Hi Aashutosh,
The queryable state feature is no longer actively maintained by the
community. What I would recommend is to output the aggregate counts via a
sink to some key value store which you query to obtain the results.
Looking at the implementation of CopyOnWriteStateMap, it does not look like
that this class is supposed to be accessed concurrently. I suspect that
this is the cause for the infinite loop you are seeing. I think the problem
was that this class was implemented after the development of queryable
state had been stopped. Sorry for the inconveniences.
I also pulled in the author of the CopyOnWriteStateMap PengFei Li who might
give more details.
Cheers,
Till
On Mon, Mar 29, 2021 at 2:59 PM Aashutosh Swarnakar
wrote:
> Hi Folks,
>
>
>
> I've recently started using Flink for a pilot project where I need to
> aggregate event counts on per minute window basis. The state has been made
> queryable so that external services can query the state via Flink State
> Query API. I am using memory state backend with a keyed process function
> and map state.
>
>
>
> I've a simple job running on a 6 node flink standalone cluster. 1 job
> manager and 5 task managers. External services can query the 5 task manager
> nodes for flink state.
>
>
>
> The job operates fine whenever external clients are not querying flink
> state but once the external clients start quering the flink state via flink
> queryable client, I observe that flink query server threads and the
> aggregate task thread gets stuck into an infinite loop in
> CopyOnWriteStateMap.get() method. Also the GC activity peaks to 100% along
> with 100% CPU usage. The task manager nodes are unable to recover from this
> situation and I have to restart the cluster.

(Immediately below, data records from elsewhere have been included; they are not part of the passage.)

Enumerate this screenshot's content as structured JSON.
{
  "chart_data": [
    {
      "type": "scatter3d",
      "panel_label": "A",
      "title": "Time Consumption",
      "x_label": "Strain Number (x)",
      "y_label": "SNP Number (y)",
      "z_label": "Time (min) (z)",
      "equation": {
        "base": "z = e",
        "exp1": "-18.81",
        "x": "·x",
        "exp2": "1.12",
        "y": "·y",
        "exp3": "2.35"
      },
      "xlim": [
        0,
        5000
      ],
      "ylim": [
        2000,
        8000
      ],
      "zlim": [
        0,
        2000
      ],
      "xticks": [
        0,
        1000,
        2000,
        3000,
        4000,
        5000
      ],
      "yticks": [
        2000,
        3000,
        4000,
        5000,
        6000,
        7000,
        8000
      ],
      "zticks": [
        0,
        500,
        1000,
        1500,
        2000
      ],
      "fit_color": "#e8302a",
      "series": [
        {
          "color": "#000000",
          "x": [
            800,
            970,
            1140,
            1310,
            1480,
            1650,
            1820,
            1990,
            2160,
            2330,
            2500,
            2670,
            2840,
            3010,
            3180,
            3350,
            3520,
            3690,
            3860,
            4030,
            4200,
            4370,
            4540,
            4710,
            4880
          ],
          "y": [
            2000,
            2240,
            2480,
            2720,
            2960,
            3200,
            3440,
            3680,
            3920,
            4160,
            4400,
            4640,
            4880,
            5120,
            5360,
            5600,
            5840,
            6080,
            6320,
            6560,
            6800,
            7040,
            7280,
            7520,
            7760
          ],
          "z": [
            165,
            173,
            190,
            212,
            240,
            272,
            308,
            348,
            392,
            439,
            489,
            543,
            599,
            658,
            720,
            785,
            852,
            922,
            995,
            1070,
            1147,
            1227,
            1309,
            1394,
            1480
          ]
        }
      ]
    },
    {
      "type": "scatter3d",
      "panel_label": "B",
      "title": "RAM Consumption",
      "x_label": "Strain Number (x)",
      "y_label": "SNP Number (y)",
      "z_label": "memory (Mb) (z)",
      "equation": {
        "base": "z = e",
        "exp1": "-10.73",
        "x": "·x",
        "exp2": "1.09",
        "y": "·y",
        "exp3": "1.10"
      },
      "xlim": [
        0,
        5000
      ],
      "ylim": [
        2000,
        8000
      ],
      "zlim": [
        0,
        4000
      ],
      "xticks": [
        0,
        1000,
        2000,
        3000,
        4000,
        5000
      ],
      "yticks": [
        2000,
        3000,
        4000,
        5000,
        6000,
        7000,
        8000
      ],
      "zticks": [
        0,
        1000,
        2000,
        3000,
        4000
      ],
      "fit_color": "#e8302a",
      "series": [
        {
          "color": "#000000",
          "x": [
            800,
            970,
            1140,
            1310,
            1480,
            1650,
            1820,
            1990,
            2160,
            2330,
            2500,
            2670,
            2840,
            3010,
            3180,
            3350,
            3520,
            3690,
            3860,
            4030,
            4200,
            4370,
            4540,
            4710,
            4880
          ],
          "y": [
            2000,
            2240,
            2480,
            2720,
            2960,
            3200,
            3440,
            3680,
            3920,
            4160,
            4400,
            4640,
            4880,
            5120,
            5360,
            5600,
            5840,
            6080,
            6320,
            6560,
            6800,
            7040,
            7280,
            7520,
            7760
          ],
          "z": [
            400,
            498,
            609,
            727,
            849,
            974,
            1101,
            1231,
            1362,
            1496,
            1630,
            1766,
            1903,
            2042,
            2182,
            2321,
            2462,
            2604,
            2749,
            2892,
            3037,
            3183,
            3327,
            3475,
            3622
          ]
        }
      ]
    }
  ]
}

Let me know if anybody has
> faced this issue before.
>
>
>
> Any information with regards to below queries will be very helpful.
>
>
>
> 1. Is this a thread synchronisation issue ?
>
> 2. Is CopyOnWriteStateMap class thread safe ?
>
> 3. Is there a possibility for any race conditions when incremental
> rehashing is done for CopyOnWriteStateMap ?
>
> 4. Can this be an issue with state usage in my job implementation (I am
> doing a get and put on map state for processing each element in the stream)
> ?
>
>
>
>
>
> I have added the thread dump below along with the code snippet where the
> threads go into infinite loop.
>
>
>
> Task thread:
>
>
>
> "aggregates-stream -> Map -> Sink: Cassandra Sink
> (2/10)#0" - Thread t@76
>
>java.lang.Thread.State: RUNNABLE
>
> at
> org.apache.flink.runtime.state.heap.CopyOnWriteStateMap.get(CopyOnWriteStateMap.java:275)
>
> at
> org.apache.flink.runtime.state.heap.StateTable.get(StateTable.java:262)
>
> at
> org.apache.flink.runtime.state.heap.StateTable.get(StateTable.java:136)
>
> at
> org.apache.flink.runtime.state.heap.HeapMapState.get(HeapMapState.java:86)
>
> at
> org.apache.flink.runtime.state.UserFacingMapState.get(UserFacingMapState.java:47)
>
> at
> com.cybersource.risk.operator.ProcessAggregatesFunction.processElement(ProcessAggregatesFunction.java:44)
>
> at
> com.cybersource.risk.operator.ProcessAggregatesFunction.processElement(ProcessAggregatesFunction.java:20)
>
> at
> org.apache.flink.streaming.api.operators.KeyedProcessOperator.processElement(KeyedProcessOperator.java:83)
>
> at
> org.apache.flink.streaming.runtime.tasks.OneInputStreamTask$StreamTaskNetworkOutput.emitRecord(OneInputStreamTask.java:187)
>
> at
> org.apache.flink.streaming.runtime.io.StreamTaskNetworkInput.processElement(StreamTaskNetworkInput.java:204)
>
> at
> org.apache.flink.streaming.runtime.io.StreamTaskNetworkInput.emitNext(StreamTaskNetworkInput.java:174)
>
> at
> org.apache.flink.streaming.runtime.io.StreamOneInputProcessor.processInput(StreamOneInputProcessor.java:65)
>
> at
> org.apache.flink.streaming.runtime.tasks.StreamTask.processInput(StreamTask.java:395)
>
> at
> org.apache.flink.streaming.runtime.tasks.StreamTask$$Lambda$202/2001022910.runDefaultAction(Unknown
> Source)
>
> at
> org.apache.flink.streaming.runtime.tasks.mailbox.MailboxProcessor.runMailboxLoop(MailboxProcessor.java:191)
>
> at
> org.apache.flink.streaming.runtime.tasks.StreamTask.runMailboxLoop(StreamTask.java:609)
>
> at
> org.apache.flink.streaming.runtime.tasks.StreamTask.invoke(StreamTask.java:573)
>
> at
> org.apache.flink.runtime.taskmanager.Task.doRun(Task.java:755)
>
> at
> org.apache.flink.runtime.taskmanager.Task.run(Task.java:570)
>
> at java.lang.Thread.run(Thread.java:748)